Suppose ABCD is a trapezium in which AB is parallel to CD and AD=BC.prove that angle A=angle B and angle C=angle D.
Consider the right triangles with AD and BC as hypotenuses. Their height is the same, so their base legs are also the same. So, with all three sides congruent, the angles are also congruent.
To prove that angle A is equal to angle B and angle C is equal to angle D in the given trapezium ABCD, you can use the properties of a trapezium and the fact that AD is equal to BC.
Here's the step-by-step proof:
1. Given ABCD is a trapezium with AB parallel to CD and AD=BC.
2. In a trapezium, the opposite angles are supplementary. Therefore, angle A + angle D = 180 degrees, and angle B + angle C = 180 degrees.

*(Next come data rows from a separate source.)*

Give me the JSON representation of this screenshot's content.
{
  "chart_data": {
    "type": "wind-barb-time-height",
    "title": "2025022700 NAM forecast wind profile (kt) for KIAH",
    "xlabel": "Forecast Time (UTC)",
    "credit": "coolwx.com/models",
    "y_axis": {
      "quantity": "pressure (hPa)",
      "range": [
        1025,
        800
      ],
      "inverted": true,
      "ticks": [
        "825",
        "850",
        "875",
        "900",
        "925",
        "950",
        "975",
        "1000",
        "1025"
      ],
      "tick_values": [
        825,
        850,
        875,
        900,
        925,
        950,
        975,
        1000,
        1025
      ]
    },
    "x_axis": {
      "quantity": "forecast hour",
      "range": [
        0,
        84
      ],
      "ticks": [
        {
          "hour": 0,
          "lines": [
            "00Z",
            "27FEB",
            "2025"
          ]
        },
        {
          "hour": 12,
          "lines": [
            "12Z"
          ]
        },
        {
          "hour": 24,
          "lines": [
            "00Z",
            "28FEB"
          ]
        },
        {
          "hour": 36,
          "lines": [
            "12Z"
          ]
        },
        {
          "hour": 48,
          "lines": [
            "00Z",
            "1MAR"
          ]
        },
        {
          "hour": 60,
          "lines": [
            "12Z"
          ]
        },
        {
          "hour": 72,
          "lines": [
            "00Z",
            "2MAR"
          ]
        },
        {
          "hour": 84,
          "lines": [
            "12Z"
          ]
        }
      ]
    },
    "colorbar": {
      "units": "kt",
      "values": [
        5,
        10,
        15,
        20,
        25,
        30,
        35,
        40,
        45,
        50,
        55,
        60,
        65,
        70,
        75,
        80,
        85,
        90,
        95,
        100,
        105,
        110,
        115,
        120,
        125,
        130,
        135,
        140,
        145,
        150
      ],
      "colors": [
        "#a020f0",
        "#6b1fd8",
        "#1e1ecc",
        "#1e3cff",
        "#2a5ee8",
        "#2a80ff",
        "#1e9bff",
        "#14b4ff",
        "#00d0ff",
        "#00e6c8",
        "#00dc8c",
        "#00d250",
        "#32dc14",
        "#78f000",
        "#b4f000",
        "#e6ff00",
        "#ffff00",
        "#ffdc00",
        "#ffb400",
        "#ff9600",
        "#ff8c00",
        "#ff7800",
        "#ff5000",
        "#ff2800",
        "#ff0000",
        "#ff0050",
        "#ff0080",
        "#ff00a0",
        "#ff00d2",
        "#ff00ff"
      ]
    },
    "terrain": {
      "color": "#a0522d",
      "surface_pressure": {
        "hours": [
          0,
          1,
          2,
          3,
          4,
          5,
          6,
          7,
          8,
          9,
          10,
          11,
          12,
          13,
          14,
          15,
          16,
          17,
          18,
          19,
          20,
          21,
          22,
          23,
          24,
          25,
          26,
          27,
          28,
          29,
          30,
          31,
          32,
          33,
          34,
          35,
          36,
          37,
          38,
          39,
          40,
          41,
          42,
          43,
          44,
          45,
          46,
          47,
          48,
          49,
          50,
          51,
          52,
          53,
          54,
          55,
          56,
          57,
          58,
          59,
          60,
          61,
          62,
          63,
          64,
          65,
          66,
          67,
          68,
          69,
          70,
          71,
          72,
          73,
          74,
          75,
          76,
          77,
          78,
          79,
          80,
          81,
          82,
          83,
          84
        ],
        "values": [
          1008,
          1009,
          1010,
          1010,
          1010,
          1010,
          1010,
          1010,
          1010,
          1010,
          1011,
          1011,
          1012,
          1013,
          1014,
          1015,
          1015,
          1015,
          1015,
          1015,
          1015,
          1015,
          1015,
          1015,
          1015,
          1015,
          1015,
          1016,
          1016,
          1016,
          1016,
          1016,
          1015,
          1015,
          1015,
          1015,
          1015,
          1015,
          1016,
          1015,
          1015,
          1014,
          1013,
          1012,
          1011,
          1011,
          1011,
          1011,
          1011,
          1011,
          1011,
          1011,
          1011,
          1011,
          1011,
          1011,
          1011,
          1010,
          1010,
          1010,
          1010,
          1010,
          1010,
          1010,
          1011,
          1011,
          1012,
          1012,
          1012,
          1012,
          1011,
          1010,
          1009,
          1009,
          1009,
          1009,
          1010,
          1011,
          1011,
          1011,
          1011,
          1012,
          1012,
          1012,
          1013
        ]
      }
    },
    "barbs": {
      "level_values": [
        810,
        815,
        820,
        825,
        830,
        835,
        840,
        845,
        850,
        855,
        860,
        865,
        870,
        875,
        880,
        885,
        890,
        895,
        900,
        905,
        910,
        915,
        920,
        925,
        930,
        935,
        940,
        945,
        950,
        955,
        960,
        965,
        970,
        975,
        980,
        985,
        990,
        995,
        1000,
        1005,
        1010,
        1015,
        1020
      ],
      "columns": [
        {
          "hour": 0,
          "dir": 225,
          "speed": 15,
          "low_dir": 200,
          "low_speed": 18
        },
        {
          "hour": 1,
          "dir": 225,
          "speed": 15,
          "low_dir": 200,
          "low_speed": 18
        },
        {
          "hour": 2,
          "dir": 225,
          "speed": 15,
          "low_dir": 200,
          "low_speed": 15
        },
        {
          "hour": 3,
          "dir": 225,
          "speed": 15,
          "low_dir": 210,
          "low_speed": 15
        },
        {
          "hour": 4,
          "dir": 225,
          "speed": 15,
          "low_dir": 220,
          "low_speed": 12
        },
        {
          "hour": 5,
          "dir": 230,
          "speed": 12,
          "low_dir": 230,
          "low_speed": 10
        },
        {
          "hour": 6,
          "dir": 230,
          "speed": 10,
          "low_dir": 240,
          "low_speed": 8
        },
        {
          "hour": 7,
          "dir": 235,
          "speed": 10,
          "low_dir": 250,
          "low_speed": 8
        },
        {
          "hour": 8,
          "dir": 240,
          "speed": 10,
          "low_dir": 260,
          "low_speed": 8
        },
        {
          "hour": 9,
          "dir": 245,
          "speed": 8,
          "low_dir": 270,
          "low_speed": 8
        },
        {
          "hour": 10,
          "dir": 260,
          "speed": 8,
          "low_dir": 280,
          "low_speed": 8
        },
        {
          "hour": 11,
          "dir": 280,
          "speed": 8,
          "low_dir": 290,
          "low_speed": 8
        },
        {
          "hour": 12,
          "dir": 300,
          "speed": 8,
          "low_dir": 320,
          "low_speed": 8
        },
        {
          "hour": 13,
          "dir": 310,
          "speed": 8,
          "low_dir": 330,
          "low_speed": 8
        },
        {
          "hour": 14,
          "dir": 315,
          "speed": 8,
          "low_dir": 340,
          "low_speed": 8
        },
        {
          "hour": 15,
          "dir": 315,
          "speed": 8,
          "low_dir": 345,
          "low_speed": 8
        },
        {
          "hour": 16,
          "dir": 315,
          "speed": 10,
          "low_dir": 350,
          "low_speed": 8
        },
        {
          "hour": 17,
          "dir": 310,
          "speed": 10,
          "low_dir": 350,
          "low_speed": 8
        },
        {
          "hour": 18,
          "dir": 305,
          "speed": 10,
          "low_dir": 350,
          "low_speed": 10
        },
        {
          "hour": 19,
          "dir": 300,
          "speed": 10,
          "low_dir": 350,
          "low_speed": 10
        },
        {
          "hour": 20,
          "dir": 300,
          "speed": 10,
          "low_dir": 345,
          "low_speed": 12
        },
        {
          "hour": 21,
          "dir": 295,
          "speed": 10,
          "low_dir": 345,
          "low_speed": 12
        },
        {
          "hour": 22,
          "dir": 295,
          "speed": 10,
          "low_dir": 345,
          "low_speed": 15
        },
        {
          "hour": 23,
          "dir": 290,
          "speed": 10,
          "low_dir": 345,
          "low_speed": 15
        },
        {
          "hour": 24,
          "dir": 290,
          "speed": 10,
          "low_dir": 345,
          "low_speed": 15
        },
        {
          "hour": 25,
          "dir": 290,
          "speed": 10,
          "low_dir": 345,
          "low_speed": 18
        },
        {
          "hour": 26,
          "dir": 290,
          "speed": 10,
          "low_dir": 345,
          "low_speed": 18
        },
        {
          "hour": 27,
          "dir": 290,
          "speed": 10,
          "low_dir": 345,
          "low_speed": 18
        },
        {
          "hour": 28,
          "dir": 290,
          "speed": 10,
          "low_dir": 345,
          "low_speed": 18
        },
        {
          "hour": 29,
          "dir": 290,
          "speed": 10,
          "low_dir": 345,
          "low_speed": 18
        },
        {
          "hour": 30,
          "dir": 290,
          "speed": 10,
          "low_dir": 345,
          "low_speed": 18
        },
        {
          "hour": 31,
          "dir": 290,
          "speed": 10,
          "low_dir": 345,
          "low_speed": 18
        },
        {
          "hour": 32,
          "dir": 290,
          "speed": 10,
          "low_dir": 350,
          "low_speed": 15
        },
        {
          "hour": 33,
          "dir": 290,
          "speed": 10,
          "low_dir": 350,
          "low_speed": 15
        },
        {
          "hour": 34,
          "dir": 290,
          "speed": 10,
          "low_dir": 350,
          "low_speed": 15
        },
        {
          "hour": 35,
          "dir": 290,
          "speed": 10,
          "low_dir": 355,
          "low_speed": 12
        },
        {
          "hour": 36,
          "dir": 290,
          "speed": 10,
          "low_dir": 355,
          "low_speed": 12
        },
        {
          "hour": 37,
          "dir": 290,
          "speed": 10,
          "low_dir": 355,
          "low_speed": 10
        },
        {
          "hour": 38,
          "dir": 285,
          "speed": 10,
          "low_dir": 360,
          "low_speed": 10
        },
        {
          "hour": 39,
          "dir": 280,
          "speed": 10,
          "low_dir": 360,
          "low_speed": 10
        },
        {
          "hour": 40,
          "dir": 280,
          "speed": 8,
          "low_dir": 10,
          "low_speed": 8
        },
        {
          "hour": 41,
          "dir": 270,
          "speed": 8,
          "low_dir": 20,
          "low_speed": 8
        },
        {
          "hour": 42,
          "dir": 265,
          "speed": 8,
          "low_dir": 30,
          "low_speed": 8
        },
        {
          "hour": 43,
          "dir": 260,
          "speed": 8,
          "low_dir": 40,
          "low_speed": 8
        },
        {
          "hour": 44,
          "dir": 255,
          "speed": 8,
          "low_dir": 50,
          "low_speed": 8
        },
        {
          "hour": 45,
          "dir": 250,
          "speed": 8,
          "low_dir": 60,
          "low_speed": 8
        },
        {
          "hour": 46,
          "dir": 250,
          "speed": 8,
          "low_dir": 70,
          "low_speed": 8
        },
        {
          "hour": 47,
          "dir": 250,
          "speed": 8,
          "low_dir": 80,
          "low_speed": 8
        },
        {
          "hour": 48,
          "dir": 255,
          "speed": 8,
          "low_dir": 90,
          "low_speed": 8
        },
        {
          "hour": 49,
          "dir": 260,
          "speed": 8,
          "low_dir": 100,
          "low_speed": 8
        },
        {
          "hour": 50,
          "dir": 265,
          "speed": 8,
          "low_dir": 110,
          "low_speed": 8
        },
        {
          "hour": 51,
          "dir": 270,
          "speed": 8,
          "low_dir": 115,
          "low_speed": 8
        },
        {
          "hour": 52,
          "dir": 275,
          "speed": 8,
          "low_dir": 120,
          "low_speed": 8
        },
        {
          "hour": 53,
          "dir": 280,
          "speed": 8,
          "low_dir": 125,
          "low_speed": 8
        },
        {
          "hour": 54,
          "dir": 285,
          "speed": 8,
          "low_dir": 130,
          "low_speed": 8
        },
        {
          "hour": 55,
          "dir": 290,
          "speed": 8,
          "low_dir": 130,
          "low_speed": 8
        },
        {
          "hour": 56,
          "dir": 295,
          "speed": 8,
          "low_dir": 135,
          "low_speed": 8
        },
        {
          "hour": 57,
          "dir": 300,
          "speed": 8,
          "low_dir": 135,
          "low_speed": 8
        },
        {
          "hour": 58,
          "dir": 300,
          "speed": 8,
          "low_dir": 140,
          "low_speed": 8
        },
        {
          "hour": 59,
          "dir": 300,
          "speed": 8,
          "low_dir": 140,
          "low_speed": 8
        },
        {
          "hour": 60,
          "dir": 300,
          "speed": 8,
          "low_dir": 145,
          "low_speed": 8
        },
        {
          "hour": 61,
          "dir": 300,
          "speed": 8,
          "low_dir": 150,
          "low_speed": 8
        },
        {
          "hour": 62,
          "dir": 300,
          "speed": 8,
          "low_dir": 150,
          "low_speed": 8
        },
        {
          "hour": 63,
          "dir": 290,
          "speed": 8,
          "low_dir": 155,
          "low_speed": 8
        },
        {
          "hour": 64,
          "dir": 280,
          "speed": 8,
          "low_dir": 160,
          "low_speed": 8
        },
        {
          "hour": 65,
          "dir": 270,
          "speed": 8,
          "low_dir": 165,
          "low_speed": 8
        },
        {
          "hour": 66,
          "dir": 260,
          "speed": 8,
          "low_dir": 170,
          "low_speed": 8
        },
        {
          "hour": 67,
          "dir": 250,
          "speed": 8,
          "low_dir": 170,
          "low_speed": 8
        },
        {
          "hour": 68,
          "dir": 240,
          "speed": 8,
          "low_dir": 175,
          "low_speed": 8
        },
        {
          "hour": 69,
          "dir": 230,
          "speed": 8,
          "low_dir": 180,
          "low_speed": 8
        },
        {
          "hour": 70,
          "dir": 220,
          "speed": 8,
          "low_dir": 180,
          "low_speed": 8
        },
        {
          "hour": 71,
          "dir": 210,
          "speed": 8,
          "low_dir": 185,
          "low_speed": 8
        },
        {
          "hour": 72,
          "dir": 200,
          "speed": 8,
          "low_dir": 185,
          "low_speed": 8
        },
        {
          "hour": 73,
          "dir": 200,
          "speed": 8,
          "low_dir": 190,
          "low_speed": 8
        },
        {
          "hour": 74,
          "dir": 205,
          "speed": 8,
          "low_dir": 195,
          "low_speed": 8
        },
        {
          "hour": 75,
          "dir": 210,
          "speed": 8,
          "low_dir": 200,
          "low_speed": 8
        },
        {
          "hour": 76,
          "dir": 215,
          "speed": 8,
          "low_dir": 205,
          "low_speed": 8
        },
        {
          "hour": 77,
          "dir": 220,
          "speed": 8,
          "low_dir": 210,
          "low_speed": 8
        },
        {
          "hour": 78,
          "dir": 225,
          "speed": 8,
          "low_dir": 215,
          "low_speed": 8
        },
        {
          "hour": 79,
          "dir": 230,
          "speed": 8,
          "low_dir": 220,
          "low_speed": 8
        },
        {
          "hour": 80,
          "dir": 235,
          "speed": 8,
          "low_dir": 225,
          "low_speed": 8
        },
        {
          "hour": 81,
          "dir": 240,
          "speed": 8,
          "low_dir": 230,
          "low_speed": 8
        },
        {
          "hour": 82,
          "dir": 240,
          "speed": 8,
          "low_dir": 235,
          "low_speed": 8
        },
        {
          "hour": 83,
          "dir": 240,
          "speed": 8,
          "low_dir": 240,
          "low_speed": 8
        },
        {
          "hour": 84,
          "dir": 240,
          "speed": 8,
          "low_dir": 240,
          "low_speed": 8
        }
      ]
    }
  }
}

3. Since AD=BC (given), angles A and D are equal (corresponding angles) and angles B and C are equal (corresponding angles).
4. Substituting the equal values, we have angle A + angle A = 180 degrees and angle B + angle B = 180 degrees.
5. Simplifying, we get 2 * angle A = 180 degrees and 2 * angle B = 180 degrees.
6. Dividing both sides of the equations by 2, we have angle A = 90 degrees and angle B = 90 degrees.
7. Therefore, angle A is equal to angle B and angle C is equal to angle D, as required.
In conclusion, by using the properties of a trapezium and the fact that AD is equal to BC, we have proved that angle A is equal to angle B and angle C is equal to angle D in the given trapezium ABCD.